The coronavirus pandemic and its subsequent economic lockdowns have brought difficult times for chemical companies everywhere.
While all chemical company executives are planning for a quick and strong recovery, some firms are better placed than others. One such enterprise is Albemarle Corporation.
At first glance, the 132-year old, North Carolina-based company may seem as exposed as every other chemical business to the ups and downs of the wider chemical industry.
However, the company seems to be in a strong position to ride out the short storm that is the COVID recession.
As the investment journal Seeking Alpha reports, “Albemarle has made no pretence that COVID-19 will have no effect on its operations in the short term. Expansion projects in Australia and Chile have been reined in, and ahead of Q1 2020 stated that Q1 in China would be weak due to coronavirus. Much of Albemarle's processing facilities are located in China, and 13% of Albermarle's revenue is derived from China, so this was far from ideal. And while Q1 2020 revenue of $738.85 million missed estimates by $30.26 million, earnings per share of $1.10 for the same quarter beat estimates by $0.16.”
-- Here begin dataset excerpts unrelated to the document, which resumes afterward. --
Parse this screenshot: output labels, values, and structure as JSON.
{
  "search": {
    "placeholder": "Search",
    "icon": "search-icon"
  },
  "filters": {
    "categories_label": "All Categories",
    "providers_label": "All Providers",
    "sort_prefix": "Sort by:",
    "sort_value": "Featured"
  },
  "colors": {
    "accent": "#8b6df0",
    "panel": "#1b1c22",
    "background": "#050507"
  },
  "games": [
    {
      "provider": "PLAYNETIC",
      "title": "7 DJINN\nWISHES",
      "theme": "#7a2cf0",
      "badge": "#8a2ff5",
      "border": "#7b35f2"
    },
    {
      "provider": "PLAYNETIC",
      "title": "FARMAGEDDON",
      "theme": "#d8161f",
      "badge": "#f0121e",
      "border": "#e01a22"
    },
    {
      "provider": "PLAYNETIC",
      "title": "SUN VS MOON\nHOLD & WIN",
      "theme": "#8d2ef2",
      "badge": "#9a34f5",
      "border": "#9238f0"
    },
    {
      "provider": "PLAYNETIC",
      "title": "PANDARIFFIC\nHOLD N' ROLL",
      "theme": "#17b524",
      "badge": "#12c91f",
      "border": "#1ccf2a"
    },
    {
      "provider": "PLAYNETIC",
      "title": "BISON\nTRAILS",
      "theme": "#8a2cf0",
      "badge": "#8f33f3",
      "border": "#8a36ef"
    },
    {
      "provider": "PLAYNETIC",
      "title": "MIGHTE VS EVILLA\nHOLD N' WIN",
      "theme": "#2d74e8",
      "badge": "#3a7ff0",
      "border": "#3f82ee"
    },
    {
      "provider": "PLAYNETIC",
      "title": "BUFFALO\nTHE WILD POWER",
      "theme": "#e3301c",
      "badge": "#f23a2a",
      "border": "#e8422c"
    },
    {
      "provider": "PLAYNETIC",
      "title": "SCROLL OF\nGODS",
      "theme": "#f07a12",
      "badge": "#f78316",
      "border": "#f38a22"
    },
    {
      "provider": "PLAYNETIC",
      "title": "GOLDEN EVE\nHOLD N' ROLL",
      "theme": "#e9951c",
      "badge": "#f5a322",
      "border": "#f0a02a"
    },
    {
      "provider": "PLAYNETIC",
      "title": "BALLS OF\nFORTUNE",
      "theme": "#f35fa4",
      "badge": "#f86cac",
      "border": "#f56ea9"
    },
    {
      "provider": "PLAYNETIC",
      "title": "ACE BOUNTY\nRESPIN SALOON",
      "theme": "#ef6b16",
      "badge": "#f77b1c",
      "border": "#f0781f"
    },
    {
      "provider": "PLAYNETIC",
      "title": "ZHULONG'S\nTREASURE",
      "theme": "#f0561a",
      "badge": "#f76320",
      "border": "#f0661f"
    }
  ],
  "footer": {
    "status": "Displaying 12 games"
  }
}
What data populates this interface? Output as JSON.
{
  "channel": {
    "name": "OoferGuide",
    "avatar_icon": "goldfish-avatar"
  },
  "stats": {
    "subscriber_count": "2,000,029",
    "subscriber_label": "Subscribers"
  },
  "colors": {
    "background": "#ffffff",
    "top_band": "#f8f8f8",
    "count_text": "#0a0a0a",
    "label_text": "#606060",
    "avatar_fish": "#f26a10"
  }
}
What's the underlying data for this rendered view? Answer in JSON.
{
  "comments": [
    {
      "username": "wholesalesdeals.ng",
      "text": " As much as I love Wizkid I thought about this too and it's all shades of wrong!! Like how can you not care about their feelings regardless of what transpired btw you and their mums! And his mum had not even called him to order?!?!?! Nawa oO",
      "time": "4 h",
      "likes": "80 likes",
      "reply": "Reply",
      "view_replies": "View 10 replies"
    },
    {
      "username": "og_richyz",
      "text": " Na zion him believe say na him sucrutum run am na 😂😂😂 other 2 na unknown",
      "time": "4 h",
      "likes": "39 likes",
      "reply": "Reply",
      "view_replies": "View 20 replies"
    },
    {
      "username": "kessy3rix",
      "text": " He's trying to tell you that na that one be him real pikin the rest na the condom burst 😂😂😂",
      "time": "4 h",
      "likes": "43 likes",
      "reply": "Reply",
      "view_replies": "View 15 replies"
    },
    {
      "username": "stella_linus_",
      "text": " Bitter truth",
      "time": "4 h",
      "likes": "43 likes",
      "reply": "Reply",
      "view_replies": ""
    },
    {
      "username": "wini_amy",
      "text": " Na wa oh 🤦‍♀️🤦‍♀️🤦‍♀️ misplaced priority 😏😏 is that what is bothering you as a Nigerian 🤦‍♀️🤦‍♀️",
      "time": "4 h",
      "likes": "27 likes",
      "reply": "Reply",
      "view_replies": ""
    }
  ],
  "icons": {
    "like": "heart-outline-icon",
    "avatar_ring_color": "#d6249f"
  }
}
But upon closer examination, it becomes apparent how the firm is even better positioned to benefit from longer-term trends. This is because, while present global attention is on COVID-19, rioting in America, economic recession, and the upcoming US presidential election, the overriding focus for the next decade will be on climate change and the environment.
This will increase consumer priorities for environmentally friendly products and a predicted wave of legislation passed by governments to improve air and water quality, restrict emissions, and increase sustainability.
Consequently, sales of electric cars are due to surpass sales of internal-combustion-engine vehicles by 2030. To achieve this, more than 1 billion eletric cars must be manufactured over the next ten years.
Electric vehicle batteries contain a high quantity of lithium. According to Aaditya Tiwari, a research and development engineer, each KWhr of power requires 0.12 – 0.15 kg of lithium. Although some electric car battery designs use even more. For example, a Tesla battery uses about 0.17 kg of lithium per KWhr. This means that a 70kWh Tesla battery contains approximately 63kg of lithium carbonate Li2CO3, of which 19% or 12kg is lithium.
One billion cars each requiring 12 kg of processed lithium leaves Albemarle, the world leader in the lithium mining and processing sector, exceptionally well-placed.
At present, desire for expansion of lithium extraction is low. As Vincent Mascolo, the chief executive at the gold and lithium exploration company Ironridge Resources, noted, “We don't want to spend a great deal on lithium at the moment...Investor appetite is not there.”
However, the potential in the medium and longer term is enormous.
The Seeking Alpha report specifically noting the breakdown of Albemarle’s revenues in 2019. During which the company derived incomes mostly from lithium, bromide specialties, and catalysts. Specifically earning 37%, 28% and 29% respectively of its total income was made in these markets.
However, while bromide specialities and catalysts accounted for only 2% and 3% of chemical industry growth in 2019. Lithium was responsible for a massive 20% of last year’s industry expansion.
This has helped the company achieve healthy growth in both revenue and income during recent years. As these figures from Albemarle Corp.'s investor relations page show.
By the end of this decade, electric vehicles will hold a 51% market share of the automobile industry, and lithium processors and raw material suppliers will profit.
Consequently, Albemarle is well placed to beat the COVID recession and hail a decade of robust recovery.